Avant de revenir avec Balle perdue 3, Alban Lenoir s’offre un détour remarqué par le grand écran avec Rapide, un film qui mêle comédie, action et sport automobile. Réalisé par Morgan S. Dalibert, ce long-métrage propose une immersion accessible dans l’univers de la course, tout en s’appuyant sur une dynamique de duo classique mais efficace. Sans chercher à rivaliser frontalement avec les superproductions américaines attendues sur le même terrain, le film s’impose comme une proposition solide et divertissante.
Figure désormais bien installée du cinéma d’action français, Alban Lenoir poursuit ici sa collaboration avec Dalibert après AKA. Mais là où leurs précédents projets privilégiaient une tonalité sombre et musclée, Rapide adopte une approche plus légère, sans renoncer à une certaine crédibilité. Le récit suit Max, une jeune pilote déterminée à se frayer un chemin jusqu’aux plus hautes sphères de la compétition automobile, en passant par les étapes incontournables de formation.
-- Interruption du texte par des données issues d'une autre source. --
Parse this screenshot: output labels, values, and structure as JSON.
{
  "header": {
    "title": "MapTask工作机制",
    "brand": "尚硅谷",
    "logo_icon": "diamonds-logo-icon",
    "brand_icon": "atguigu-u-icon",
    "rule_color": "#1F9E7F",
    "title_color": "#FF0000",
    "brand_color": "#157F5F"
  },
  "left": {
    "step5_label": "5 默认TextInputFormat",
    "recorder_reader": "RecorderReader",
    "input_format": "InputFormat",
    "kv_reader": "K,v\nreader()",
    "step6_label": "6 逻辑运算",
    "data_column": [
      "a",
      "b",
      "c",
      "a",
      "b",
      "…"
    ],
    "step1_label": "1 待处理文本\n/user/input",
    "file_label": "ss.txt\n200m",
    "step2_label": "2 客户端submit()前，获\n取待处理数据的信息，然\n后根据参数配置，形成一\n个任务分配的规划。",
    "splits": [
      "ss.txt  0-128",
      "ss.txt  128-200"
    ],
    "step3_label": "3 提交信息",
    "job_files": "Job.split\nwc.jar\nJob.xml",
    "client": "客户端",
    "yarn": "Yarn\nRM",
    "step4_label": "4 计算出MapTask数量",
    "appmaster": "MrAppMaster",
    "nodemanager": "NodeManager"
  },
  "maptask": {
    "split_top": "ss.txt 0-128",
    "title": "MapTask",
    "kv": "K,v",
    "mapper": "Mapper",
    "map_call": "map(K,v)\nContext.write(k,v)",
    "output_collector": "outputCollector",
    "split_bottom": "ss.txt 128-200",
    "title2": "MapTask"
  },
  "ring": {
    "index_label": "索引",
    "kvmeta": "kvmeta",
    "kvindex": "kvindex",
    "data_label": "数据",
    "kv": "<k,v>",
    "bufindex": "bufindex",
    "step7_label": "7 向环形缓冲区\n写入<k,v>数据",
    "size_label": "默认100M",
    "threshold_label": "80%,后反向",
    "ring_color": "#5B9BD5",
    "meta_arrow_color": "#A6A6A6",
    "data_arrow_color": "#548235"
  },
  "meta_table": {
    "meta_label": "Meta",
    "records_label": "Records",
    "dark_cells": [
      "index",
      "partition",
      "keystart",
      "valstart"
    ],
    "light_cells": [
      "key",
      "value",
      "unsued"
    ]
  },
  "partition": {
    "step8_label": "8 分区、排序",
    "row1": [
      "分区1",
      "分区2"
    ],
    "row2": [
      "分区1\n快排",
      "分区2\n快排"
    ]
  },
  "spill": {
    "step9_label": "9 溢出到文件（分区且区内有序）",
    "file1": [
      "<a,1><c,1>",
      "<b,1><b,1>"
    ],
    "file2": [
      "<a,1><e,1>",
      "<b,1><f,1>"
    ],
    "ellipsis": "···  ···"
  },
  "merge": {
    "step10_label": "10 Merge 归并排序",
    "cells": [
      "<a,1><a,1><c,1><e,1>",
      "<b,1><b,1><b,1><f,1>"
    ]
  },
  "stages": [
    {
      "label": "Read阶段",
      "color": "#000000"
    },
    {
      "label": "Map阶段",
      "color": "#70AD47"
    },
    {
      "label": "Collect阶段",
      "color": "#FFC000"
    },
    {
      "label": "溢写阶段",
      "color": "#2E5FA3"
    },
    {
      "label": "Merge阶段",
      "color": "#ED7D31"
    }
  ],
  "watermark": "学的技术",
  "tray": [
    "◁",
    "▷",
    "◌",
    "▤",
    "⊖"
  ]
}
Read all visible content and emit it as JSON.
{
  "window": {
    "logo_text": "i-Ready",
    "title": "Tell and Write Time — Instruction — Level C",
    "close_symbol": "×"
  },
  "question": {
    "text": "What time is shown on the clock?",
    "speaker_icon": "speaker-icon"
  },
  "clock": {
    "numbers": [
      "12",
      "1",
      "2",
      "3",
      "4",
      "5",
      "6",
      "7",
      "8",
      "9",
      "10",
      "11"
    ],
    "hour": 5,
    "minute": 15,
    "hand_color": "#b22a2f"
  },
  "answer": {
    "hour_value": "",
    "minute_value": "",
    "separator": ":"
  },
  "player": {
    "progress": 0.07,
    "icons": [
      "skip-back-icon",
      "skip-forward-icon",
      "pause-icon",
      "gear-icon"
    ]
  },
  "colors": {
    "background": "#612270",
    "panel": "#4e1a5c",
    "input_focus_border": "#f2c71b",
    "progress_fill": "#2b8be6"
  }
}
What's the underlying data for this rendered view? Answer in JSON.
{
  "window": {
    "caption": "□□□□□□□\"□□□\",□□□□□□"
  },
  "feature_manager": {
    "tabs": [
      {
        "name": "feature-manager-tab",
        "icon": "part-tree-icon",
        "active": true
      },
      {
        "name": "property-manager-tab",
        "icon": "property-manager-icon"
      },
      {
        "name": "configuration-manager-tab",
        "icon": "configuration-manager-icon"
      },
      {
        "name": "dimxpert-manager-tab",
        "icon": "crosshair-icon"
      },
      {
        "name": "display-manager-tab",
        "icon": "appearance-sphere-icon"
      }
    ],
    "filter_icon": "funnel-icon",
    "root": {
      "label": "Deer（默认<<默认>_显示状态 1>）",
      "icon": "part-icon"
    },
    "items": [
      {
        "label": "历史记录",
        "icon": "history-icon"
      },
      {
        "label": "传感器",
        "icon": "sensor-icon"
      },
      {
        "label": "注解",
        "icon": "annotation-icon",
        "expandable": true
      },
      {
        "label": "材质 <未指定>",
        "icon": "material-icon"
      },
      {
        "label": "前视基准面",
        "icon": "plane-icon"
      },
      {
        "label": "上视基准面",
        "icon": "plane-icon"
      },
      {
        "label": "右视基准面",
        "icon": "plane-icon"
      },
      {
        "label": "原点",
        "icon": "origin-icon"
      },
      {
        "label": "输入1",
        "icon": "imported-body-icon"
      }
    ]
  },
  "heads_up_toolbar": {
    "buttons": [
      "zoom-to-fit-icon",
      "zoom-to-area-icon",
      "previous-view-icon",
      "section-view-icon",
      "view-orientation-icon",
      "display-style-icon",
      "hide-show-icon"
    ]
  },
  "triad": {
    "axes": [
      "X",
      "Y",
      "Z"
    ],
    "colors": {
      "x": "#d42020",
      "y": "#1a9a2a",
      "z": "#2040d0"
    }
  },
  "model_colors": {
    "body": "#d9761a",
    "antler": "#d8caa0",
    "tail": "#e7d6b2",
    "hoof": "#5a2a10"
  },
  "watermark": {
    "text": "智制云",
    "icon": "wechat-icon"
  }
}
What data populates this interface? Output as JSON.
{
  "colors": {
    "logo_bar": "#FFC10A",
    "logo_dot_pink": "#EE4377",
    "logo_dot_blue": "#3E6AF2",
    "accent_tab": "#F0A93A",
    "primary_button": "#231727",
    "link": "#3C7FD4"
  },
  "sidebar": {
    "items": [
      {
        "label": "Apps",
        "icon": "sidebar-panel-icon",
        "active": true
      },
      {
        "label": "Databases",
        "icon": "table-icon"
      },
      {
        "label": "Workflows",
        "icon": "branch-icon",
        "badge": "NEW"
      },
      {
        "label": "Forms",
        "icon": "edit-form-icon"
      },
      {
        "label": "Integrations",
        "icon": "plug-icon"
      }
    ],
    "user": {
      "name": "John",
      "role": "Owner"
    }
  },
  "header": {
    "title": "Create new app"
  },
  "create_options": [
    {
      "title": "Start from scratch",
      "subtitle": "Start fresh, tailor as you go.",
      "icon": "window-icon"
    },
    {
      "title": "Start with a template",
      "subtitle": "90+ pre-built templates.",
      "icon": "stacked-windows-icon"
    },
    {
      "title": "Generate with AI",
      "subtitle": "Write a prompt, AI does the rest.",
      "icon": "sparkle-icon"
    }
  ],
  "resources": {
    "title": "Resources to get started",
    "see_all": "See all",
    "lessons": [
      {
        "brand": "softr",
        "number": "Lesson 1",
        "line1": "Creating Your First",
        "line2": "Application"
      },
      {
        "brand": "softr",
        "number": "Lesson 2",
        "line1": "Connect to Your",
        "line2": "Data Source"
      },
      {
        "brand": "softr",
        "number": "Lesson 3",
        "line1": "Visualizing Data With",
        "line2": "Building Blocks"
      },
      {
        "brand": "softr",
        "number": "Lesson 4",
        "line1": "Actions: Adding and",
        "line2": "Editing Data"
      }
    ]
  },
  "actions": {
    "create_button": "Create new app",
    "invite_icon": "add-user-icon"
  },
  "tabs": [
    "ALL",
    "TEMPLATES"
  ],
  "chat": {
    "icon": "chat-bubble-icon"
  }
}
Dans ce parcours exigeant, le personnage incarné par Alban Lenoir joue un rôle central. Loin de ses figures d’action habituelles, il endosse ici celui d’un mentor atypique, à la fois excentrique et expérimenté. Ce positionnement lui permet d’explorer un registre plus comique, tout en conservant une présence physique et une intensité qui rappellent ses rôles précédents. Cette dualité apporte au film une énergie particulière, oscillant entre humour et transmission.
Face à lui, Paola Locatelli incarne l’héroïne avec une assurance inattendue. Après des débuts jugés hésitants, l’actrice surprend par la justesse de son interprétation. Elle parvient à rendre crédible l’évolution de son personnage, entre fragilité, colère contenue et détermination. Cette progression constitue l’un des points d’ancrage du film, renforçant l’implication du spectateur dans son parcours.
Sur le plan narratif, Rapide assume pleinement ses influences. Le schéma du mentor et de l’élève, déjà largement exploité dans le cinéma, est ici revisité sans prétention, avec une efficacité certaine. Le film multiplie les clins d’œil à des œuvres emblématiques, tout en conservant une identité propre, ancrée dans l’univers de la course automobile.
La mise en scène de Morgan S. Dalibert témoigne d’une réelle maîtrise visuelle. Ancien directeur de la photographie, il accorde une attention particulière à l’image, alternant entre séquences de course dynamiques et moments plus intimistes. Les scènes sur circuit bénéficient d’un découpage lisible, évitant l’excès de montage rapide, tandis que certaines séquences plus calmes offrent une respiration bienvenue.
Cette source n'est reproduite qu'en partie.